Two inspectors wearing disposable green coats washed their hands and began to comb through one stall’s wares shortly after 10 a.m. Almost immediately they found suspiciously labeled packages plastered with stickers covering up older expiration dates, which they dumped into large, green plastic bags.
Zoja, a woman working at one of the stalls, spoke no Latvian. In Russian she said she had only worked there for two weeks and knew nothing about re-labeling.
“We receive what is brought from the warehouse,” she said. “We do nothing. They supply us with everything.”
All told, 285 kilograms of food were confiscated from the three Solovs stalls, and 1,900 euros in fines — almost as much as the company’s declared profits for the past two years combined — were issued.
But no stalls were closed. On a recent day, “Shanghai” was as crowded as usual, thronging with teenagers from nearby schools and adults looking for a bargain.

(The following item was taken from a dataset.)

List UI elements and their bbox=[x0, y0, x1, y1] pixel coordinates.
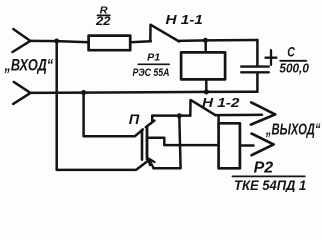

One shopper, Dace Liepiņa said she often visits the stalls because they’re easier to navigate and the prices are better than at supermarkets.
“The offerings are very wide,” she said. “Why not use it as an opportunity to save some money?”
But Liepiņa said fake labels give her pause.
“I wouldn’t want to buy an old product because I don’t know exactly how old it is — maybe it’s a month, maybe it’s a year, maybe it’s even more,’’ she said. “Thank God everything has been fine so far, but you can never know.”